Salimos de la seguridad de aquel puerto, lanzándonos en medio de la tempestad de aquel día… A pesar de las precauciones tomadas, querían detenernos para enterarse de quién era el enfermo. Gracias a la firmeza del Jefe de la Cruz Roja, y a la decisión y ánimo de mis jóvenes conductores, salimos airosos de todas las críticas situaciones, aunque se nos presentó la más difícil… Fue una partida de escopeteros que, apuntándonos, preguntan si el que va en la camilla era el fraile herido en el convento. Como mis porteadores tenían órdenes de callar y no parar, fue el Jefe de la Cruz Roja quien les dijo: «Es una mujer que ha enfermado». Su mentirijilla y buena intención permitieron sortear este trance.

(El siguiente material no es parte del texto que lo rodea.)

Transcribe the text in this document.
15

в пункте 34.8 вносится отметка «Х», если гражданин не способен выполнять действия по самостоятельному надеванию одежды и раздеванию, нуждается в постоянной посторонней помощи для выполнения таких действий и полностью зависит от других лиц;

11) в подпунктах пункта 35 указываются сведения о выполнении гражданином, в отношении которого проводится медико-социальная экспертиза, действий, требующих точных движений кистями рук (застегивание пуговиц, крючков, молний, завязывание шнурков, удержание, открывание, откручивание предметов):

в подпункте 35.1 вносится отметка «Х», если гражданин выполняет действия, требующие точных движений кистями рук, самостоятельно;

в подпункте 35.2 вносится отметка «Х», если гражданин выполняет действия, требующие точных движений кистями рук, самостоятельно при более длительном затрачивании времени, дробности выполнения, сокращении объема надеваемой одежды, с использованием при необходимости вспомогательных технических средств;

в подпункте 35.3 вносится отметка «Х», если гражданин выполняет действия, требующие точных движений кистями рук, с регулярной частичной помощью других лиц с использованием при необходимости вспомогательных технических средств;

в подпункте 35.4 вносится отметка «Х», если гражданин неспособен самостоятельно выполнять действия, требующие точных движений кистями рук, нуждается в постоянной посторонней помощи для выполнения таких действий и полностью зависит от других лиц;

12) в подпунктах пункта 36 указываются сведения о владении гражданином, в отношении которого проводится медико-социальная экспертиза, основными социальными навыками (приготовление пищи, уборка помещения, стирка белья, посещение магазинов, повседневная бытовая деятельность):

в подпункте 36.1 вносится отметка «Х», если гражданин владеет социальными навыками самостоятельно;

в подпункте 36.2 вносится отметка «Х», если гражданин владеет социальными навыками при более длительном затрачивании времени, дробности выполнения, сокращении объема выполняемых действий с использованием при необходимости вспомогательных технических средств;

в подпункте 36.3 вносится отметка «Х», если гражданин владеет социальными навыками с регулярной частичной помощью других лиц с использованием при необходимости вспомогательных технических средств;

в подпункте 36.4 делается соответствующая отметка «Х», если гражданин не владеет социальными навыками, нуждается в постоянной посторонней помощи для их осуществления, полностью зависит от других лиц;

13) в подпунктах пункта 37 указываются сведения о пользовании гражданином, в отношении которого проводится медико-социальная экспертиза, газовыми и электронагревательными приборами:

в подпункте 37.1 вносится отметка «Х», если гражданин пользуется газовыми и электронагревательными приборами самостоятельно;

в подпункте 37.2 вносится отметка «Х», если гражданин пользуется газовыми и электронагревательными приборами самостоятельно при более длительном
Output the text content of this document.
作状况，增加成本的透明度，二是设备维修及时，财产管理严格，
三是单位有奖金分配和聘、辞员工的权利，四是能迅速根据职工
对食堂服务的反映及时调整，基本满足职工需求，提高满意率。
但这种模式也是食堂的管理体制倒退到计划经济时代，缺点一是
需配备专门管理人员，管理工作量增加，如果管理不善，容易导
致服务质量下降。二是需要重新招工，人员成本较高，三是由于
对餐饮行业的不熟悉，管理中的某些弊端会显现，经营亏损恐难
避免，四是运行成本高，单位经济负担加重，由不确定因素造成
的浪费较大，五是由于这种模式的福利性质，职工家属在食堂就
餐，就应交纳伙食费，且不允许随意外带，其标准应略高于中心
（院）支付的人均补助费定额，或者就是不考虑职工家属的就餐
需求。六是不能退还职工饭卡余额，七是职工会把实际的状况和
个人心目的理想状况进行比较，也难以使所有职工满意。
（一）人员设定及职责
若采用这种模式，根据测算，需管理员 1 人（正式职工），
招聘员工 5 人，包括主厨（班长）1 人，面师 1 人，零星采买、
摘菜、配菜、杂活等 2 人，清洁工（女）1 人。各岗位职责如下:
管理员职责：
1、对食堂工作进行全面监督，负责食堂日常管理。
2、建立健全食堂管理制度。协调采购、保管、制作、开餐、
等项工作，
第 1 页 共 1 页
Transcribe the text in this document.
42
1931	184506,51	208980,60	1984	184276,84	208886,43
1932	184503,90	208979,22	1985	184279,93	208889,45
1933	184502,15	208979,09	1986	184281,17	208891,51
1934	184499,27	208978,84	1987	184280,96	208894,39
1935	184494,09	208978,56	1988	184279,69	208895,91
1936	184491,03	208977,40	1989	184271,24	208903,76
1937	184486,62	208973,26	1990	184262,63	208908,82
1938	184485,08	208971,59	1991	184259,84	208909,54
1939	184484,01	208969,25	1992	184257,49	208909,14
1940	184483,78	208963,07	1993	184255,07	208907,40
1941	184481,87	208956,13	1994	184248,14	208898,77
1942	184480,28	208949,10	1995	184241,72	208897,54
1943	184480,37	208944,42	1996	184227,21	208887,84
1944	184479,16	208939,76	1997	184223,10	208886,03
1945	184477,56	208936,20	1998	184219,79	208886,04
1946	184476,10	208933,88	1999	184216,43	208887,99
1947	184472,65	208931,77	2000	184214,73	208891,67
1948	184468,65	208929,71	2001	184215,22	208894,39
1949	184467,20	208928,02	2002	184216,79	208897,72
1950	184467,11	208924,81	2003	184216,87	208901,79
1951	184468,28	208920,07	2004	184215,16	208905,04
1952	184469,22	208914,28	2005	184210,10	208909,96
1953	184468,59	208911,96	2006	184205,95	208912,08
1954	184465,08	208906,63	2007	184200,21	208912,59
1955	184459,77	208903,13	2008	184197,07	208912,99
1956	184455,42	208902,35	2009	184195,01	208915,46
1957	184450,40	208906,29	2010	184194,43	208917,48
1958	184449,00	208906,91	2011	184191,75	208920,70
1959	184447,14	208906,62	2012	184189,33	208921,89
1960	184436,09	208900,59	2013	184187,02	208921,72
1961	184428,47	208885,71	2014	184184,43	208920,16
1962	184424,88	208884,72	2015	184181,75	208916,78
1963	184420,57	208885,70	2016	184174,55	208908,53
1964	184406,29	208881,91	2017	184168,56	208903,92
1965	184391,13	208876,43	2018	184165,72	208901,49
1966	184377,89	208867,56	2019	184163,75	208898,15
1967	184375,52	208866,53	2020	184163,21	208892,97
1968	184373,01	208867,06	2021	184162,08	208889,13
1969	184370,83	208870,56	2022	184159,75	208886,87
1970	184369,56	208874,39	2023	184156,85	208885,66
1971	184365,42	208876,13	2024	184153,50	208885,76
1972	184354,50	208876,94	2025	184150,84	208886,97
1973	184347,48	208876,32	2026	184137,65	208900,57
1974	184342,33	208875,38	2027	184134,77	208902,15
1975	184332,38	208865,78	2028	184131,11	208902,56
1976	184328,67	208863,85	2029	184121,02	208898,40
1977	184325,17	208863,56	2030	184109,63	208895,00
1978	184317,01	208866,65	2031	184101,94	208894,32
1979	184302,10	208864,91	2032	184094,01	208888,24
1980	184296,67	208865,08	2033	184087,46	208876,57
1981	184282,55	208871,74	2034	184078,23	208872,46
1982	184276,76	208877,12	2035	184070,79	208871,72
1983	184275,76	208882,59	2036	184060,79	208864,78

No sé qué cara pusieron aquellos rojos, pero ya, a paso ligero, pudimos penetrar en el segundo puerto donde yo creía poder descansar con seguridad. ¡No sabía lo equivocado que estaba…! Las olas de aquella tempestad, incluso en aquel asilo santo, estaban a punto de barrerme… Menos mal que mi alma andaba abrazada a la esperanza, como última tabla de salvación en el naufragio de la dicha y felicidad de este mundo… Pero, esperanza…, ¿de qué?
Úbeda, 27 de noviembre de 2012.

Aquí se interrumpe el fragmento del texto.